Sohrab P Shah, K-John Cheung, Nathalie A Johnson, Guillaume Alain, Randy D Gascoyne, Douglas E Horsman, Raymond T Ng, Kevin P Murphy, Bioinformatics (Oxford, England) 25, i30-8 (2009) 2009


Analysis of array comparative genomic hybridization (aCGH) data for recurrent DNA copy number alterations from a cohort of patients can yield distinct sets of molecular signatures or profiles. This can be due to the presence of heterogeneous cancer subtypes within a supposedly homogeneous population.

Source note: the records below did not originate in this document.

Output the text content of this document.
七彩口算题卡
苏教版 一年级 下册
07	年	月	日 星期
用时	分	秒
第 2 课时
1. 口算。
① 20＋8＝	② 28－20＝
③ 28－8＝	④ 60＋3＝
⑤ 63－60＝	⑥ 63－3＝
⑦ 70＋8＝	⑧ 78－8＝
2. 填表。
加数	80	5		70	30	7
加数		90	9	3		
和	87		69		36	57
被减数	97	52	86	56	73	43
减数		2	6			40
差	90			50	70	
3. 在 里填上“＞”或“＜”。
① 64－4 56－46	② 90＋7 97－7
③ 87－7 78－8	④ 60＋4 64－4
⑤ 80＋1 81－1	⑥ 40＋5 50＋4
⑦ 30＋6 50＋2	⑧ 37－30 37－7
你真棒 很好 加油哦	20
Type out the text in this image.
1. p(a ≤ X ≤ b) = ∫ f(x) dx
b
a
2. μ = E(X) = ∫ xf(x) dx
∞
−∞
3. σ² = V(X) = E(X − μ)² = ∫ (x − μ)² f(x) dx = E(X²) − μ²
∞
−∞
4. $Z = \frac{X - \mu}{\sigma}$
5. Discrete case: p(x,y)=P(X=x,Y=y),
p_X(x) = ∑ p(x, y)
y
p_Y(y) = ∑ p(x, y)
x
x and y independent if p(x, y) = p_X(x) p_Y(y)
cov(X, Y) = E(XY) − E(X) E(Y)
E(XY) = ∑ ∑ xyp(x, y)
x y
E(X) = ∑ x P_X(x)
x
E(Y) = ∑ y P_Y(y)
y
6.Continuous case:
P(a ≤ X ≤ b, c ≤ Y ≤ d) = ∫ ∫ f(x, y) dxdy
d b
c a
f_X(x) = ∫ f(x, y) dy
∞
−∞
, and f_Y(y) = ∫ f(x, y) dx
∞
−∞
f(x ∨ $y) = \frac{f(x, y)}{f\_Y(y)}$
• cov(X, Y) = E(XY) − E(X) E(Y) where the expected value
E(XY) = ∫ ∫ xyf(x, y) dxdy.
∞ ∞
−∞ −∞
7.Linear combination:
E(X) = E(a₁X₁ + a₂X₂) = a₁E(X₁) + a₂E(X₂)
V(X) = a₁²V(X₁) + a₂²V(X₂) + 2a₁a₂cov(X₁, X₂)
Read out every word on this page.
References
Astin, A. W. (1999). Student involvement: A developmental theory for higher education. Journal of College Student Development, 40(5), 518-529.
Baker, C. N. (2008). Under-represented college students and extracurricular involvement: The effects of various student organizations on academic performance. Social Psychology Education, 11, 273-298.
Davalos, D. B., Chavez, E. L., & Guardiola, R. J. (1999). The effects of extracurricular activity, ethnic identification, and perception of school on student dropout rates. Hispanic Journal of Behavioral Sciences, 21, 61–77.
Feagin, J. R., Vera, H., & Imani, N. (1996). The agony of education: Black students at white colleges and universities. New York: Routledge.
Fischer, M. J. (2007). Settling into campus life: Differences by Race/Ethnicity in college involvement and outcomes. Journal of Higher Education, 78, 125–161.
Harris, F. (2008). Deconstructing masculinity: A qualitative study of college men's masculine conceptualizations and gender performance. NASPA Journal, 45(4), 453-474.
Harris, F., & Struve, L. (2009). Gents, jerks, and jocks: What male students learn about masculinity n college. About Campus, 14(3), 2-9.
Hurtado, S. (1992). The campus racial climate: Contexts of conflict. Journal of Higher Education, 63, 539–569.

We propose a novel statistical method for automatically detecting such subtypes or clusters. Our approach is model based: each cluster is defined in terms of a sparse profile, which contains the locations of unusually frequent alterations. The profile is represented as a hidden Markov model. Samples are assigned to clusters based on their similarity to the cluster’s profile. We simultaneously infer the cluster assignments and the cluster profiles using an expectation maximization-like algorithm. We show, using a realistic simulation study, that our method is significantly more accurate than standard clustering techniques. We then apply our method to two clinical datasets. In particular, we examine previously reported aCGH data from a cohort of 106 follicular lymphoma patients, and discover clusters that are known to correspond to clinically relevant subgroups. In addition, we examine a cohort of 92 diffuse large B-cell lymphoma patients, and discover previously unreported clusters of biological interest which have inspired followup clinical research on an independent cohort.

Software and synthetic datasets are available at approximately sshah/acgh as part of the CNA-HMMer package.

Supplementary data are available at Bioinformatics online.